This is a rant, unrelated to the Reprographics business and industry. So, if you don’t want to waste your time reading one of my rants, skip this one!
I don’t know why people are so fixated on the AIG bonus thing. In “the scheme of things”, the AIG bonus issue is nothing more than a tiny pimple on a very large elephant’s ass.
It seems like every time our politicians get the opportunity to bash someone for something that happened that was stupid (or greedy or an oversight), they totally jump at the opportunity to climb on the bandwagon and shout-out about it, simply to get brownie-points and notoriety for shouting-out about it, even when the issue, in the scheme of things, is very minor. Do they not have better things to do with their time? Is that what we elected them to do?
Our Representatives and Senators and the Administration should stop the bull-shit about the AIG bonuses, and get down to the serious business of going after the ‘real money’ that was scammed from the financial system. That ‘real money’ is why we are shelling out billions and billions of taxpayer dollars.
I’m far less concerned about the recent AIG bonus issue than I am about the 60 some trillion dollars in insurance coverage that AIG evidently wrote on stuff that it insured, and because of that, the hundreds of millions of dollars, if not billions and billions of dollars, that AIG officers and executives and shareholders pulled out of AIG over the past 5 (or more) years!
What a scam! Can you imagine being in the insurance business and selling insurance coverage – in return for premium payments – even though your business will never be able to cover the claims? The premiums that AIG charged (for insurance on various types of debt obligations – what do they call that type of insurance, “credit default swaps?”) were enormous, and those premiums were, of course, considered “income” to AIG. And the “income” from those premiums was used to fund huge bonuses and compensation packages handed out to AIG officers and executives. How long did this damn scam go on? Was it one month, five years, ten years? Hell, I don’t know.
Since Congress sets the law, they should get down to the business of coming up with a “recapture tax.” I’m not talking about a recapture tax on the recent AIG bonuses, but a recapture tax that goes back five, maybe even more, years. Let’s get serious about this – what our congressmen (congresspersons, to be politically correct) should be doing is going after the earnings that were distributed that, in reality, were based on fictional income.

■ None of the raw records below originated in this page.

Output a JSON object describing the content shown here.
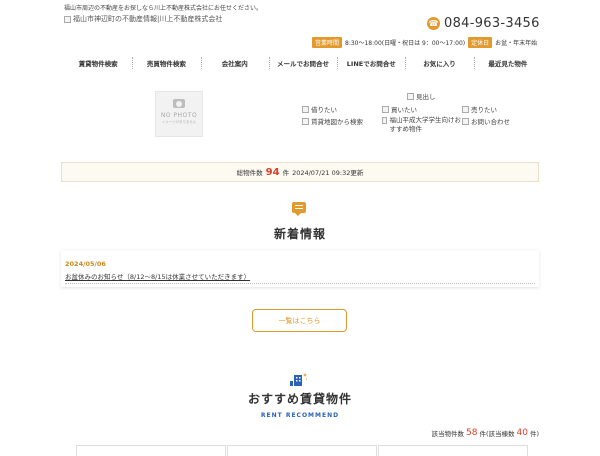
{
  "header": {
    "tagline": "福山市周辺の不動産をお探しなら川上不動産株式会社にお任せください。",
    "logo_alt": "福山市神辺町の不動産情報|川上不動産株式会社",
    "phone": "084-963-3456",
    "hours_label": "営業時間",
    "hours": "8:30～18:00(日曜・祝日は 9：00～17:00)",
    "holiday_label": "定休日",
    "holiday": "お盆・年末年始"
  },
  "nav": {
    "items": [
      "賃貸物件検索",
      "売買物件検索",
      "会社案内",
      "メールでお問合せ",
      "LINEでお問合せ",
      "お気に入り",
      "最近見た物件"
    ]
  },
  "banner": {
    "nophoto_text": "NO PHOTO",
    "nophoto_sub": "イメージがありません",
    "midashi": "見出し",
    "links": {
      "rent": "借りたい",
      "buy": "買いたい",
      "sell": "売りたい",
      "map": "賃貸地図から検索",
      "student": "福山平成大学学生向けおすすめ物件",
      "contact": "お問い合わせ"
    }
  },
  "count_bar": {
    "label": "総物件数",
    "count": "94",
    "unit": "件",
    "updated": "2024/07/21 09:32更新"
  },
  "news": {
    "heading": "新着情報",
    "items": [
      {
        "date": "2024/05/06",
        "title": "お盆休みのお知らせ（8/12～8/15は休業させていただきます）"
      }
    ],
    "more_label": "一覧はこちら"
  },
  "recommend": {
    "heading": "おすすめ賃貸物件",
    "subheading": "RENT RECOMMEND",
    "hit_label": "該当物件数",
    "hit_count": "58",
    "hit_unit": "件(該当棟数",
    "bldg_count": "40",
    "bldg_unit": "件)"
  },
  "colors": {
    "accent": "#e39a2d",
    "highlight": "#d8402a",
    "english": "#2a62b8"
  },
  "icons": [
    "phone-icon",
    "camera-icon",
    "chat-icon",
    "building-icon",
    "broken-image-icon"
  ]
}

And, while they are at it, AIG is not the only financial institution that paid out huge sums of money over the past several years based on fictional profits. Go after the other insurance companies, investment banks, banking institutions, and mortgage companies and mortgage originators as well.
The other evening, one of the Sunday evening news shows, I can’t remember whether it was DateLine or 60 Minutes, aired several stories about the mortgage lending business. One of the mortgage companies profiled was “People’s Choice”. Is it not clear to everyone that People’s Choice, and other companies like P.C., knew that they were selling mortgages to lots of people who could not afford those mortgages, to people who had insufficient income to justify the mortgages, to people who would eventually default on those mortgages? Even the mortgage company insiders referred to them as “liars loans!”) Mortgage companies (I should say their executives, officers and insider-shareholders) didn’t care who got a mortgage, because they weren’t going to hold the mortgages they sold. All they cared about was earning fees on the mortgages they put out. They earned fees from the people who got the mortgages and they earned fees when they sold the mortgages to investment banks and other financial institutions. God damn greedy SOB’s. Everyone one of us (I’m talking about every U.S. taxpayer, and eventually, all our children, once they become taxpayers) will pay dearly for that greed. Damn it, our congresspersons and the administration need to get serious about this. They should put into place a five-year (or more) recapture tax to get back the money that these greedy people scammed from the system.